Le deuxième effroi qui me pousse à écrire ce texte est que le Non pourrait l’emporter au Référendum pour la constitution européenne. Si cela devait se passer, j’imagine, comme des millions de citoyens de ce pays, mais aussi de toute l’Europe, que nous vivrons cette soirée électorale avec le même désespoir que celle du premier tour des élections présidentielles du 21 avril 2002. Je récuse certains arguments comme la peur entretenue par l’intégration des pays de l’Est. L’Occident a abandonné ces pays au bloc soviétique afin de se garantir sa paix et s’offrir ses Trente Glorieuses. Il me semble plus que juste qu’ils intègrent l’Europe et avant de se prononcer pour le facile et démagogique épouvantail turc, il est urgent que l’Europe investisse les Balkans, pour le développement de cette région, mais aussi pour éviter de nouveaux conflits dans cette zone charnière entre Orient et Occident. Quand un Serbe veut obtenir un visa dans l’espace Schengen, cela nécessite 2 mois et de l’argent, alors que le salaire moyen est de 150 euros. Chaque ambassade a son petit service, une Europe réelle aurait depuis longtemps trouvé des solutions comme la création dans chaque pays d’un grand service Schengen pour les visas. Les Pays de l’Est, à travers mille difficultés (la présence d’une mafia, mais ils n’en ont malheureusement pas le privilège…), se développent vite, même avec le risque de fractures sociales. Mais pour la culture, par exemple, regardons la déferlante polonaise. Il y a sûrement plus d’artistes polonais célèbres de par le monde que d’artistes français, et cela ne tient pas du miracle, mais a été rendu possible grâce au travail efficace et intelligent mené par des associations, des galeries, des fondations et des institutions engagées. Nous avons, je pense, à apprendre des pays situés à l’est de l’Europe, sur la culture, l’environnement, l’agriculture non intensive, le sens de la collectivité… Je n’ai jamais vu quelqu’un dormir dans la rue à Belgrade…
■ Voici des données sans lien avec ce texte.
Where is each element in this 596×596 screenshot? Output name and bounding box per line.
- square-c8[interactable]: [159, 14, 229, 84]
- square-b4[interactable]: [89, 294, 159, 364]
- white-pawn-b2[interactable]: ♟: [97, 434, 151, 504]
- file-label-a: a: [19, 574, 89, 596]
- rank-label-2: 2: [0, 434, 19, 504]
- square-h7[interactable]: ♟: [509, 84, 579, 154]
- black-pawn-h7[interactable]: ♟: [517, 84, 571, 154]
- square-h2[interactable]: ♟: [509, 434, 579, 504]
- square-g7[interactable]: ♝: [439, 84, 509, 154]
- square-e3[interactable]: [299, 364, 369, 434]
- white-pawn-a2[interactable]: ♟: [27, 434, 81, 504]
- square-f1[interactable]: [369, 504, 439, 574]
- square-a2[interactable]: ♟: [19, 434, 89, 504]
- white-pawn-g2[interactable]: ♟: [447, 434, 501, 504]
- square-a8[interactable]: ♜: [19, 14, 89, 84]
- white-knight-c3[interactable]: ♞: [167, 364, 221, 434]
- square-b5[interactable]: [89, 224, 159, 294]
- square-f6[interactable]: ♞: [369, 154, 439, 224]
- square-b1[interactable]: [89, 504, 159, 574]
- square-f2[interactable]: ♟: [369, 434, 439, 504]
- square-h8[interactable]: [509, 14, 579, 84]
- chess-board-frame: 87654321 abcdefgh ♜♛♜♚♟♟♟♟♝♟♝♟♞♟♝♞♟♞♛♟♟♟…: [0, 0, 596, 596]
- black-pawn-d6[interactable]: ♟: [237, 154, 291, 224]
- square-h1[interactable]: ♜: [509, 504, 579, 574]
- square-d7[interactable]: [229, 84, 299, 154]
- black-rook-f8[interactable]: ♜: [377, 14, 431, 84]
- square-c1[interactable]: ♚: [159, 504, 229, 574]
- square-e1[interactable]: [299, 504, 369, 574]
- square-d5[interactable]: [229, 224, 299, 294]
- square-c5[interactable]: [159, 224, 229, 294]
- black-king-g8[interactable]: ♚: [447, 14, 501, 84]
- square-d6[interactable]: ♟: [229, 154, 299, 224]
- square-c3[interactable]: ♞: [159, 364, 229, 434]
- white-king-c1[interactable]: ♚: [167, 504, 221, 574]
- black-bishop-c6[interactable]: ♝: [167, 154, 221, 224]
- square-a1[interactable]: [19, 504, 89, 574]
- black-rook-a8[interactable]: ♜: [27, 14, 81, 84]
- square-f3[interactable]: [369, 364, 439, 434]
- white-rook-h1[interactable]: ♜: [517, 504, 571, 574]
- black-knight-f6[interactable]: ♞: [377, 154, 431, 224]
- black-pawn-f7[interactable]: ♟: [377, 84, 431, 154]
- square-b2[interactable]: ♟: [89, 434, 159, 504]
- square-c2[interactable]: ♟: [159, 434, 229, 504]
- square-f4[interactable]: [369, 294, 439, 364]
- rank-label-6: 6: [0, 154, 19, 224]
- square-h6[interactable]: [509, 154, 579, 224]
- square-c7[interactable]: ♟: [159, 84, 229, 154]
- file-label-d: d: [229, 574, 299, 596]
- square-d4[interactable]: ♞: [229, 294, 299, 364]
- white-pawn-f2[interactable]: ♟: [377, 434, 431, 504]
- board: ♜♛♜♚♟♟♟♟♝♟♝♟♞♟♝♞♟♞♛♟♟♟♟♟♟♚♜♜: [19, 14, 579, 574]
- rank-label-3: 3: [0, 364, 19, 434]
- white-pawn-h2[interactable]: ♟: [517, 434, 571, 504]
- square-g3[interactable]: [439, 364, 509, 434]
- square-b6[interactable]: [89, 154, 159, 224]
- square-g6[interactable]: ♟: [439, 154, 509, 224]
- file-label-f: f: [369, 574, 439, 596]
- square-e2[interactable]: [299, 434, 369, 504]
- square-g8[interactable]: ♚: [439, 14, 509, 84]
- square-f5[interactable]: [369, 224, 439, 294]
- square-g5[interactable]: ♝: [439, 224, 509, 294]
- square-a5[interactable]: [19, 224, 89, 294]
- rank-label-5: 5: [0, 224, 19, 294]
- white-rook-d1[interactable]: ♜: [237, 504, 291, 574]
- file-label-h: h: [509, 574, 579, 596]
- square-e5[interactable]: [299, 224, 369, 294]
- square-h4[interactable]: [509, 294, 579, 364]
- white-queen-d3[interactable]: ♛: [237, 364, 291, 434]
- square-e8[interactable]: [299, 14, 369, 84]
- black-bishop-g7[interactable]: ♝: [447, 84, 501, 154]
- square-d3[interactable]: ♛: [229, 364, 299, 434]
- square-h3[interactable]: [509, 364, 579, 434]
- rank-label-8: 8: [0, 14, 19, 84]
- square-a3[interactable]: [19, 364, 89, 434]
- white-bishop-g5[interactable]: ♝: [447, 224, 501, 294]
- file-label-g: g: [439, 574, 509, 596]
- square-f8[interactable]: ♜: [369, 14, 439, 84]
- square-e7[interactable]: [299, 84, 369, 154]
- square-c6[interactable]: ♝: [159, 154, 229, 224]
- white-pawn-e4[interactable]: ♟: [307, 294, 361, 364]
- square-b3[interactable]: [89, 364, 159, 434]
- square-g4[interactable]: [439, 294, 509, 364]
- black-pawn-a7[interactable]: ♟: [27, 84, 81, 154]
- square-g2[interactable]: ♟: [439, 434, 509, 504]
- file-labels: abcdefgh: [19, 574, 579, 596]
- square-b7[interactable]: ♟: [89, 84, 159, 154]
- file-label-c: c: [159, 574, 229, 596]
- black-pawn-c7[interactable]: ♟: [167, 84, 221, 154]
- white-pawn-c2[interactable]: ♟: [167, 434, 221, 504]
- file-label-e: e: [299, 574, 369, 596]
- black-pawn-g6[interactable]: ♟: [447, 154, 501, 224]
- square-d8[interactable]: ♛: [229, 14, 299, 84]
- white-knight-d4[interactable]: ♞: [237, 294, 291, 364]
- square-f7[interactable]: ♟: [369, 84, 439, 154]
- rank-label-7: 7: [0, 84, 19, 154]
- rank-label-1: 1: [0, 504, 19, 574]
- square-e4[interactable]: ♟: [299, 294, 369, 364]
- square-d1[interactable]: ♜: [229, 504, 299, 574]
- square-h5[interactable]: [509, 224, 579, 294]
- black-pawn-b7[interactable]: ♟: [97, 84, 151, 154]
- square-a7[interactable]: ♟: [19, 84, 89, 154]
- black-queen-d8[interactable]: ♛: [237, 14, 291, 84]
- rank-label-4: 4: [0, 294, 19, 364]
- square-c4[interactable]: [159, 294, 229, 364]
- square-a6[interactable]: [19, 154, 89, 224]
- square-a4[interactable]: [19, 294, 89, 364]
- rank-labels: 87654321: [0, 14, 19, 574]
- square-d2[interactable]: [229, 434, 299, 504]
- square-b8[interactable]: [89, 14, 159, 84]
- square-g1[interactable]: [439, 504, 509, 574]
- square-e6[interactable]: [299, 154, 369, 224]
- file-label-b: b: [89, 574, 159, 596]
L’Europe est notre histoire, continuons à la décliner avec ses altérités, ses complexités pleine de lendemain qui germent (Paul Celan). Bien sûr, cette Constitution ne nous fait pas rêver et par de nombreux aspects elle est déjà obsolète, ainsi l’article sur l’agriculture, où il est inscrit que la visée de la politique commune est d’accroître la productivité par le progrès technique. Il n’y a plus qu’un français pied et main liés à la FNSEA pour pouvoir penser cela. Nous savons tous qu’il faut aujourd’hui produire mieux et moins dans le respect de l’environnement et de l’économie des pays émergents. L’Europe de la culture ne se fera pas non plus grâce à cette constitution, si on lit l’article lénifiant qui lui ait consacré. Mais cette constitution est symbolique, elle est un passage vers plus et mieux d’Europe, même si dans l’état actuel elle apparaît comme un compromis assez fade entre les membres et les différents groupes d’intérêt. Cette constitution a la vertu d’être là , d’être assez ouverte pour qu’elle soit transformable par nos engagements et nos énergies démocratiques. Notre mission en tant que citoyen est d’affirmer l’Europe, de rendre possible notre avenir commun, même si chacun sait que le ciel s’assombrit. Je voterai Oui sans hésitation à la Constitution le 29 mai, pour mes amis Allemands, Belges, Britanniques, Espagnols, Polonais, Portugais, Serbes… et surtout pour ce pays qui va si mal aujourd’hui, la France. Malgré mon profond désarroi face au pouvoir actuel, je ne mêlerai pas les enjeux, même si je sais que nous sommes pris en otage par des calculs politiciens.
Reprenons confiance et mettons tous nos désirs, nos énergies, nos générosités et nos créativités pour changer le cours des choses. Inventons des promesses d’avenir pour tous, partageons notre désir de vivre, ne nous laissons pas enfermer dans les déceptions et les aigreurs par trop françaises. L’Europe est notre histoire, un héritage précédé d’aucun testament, comme l’écrit René Char.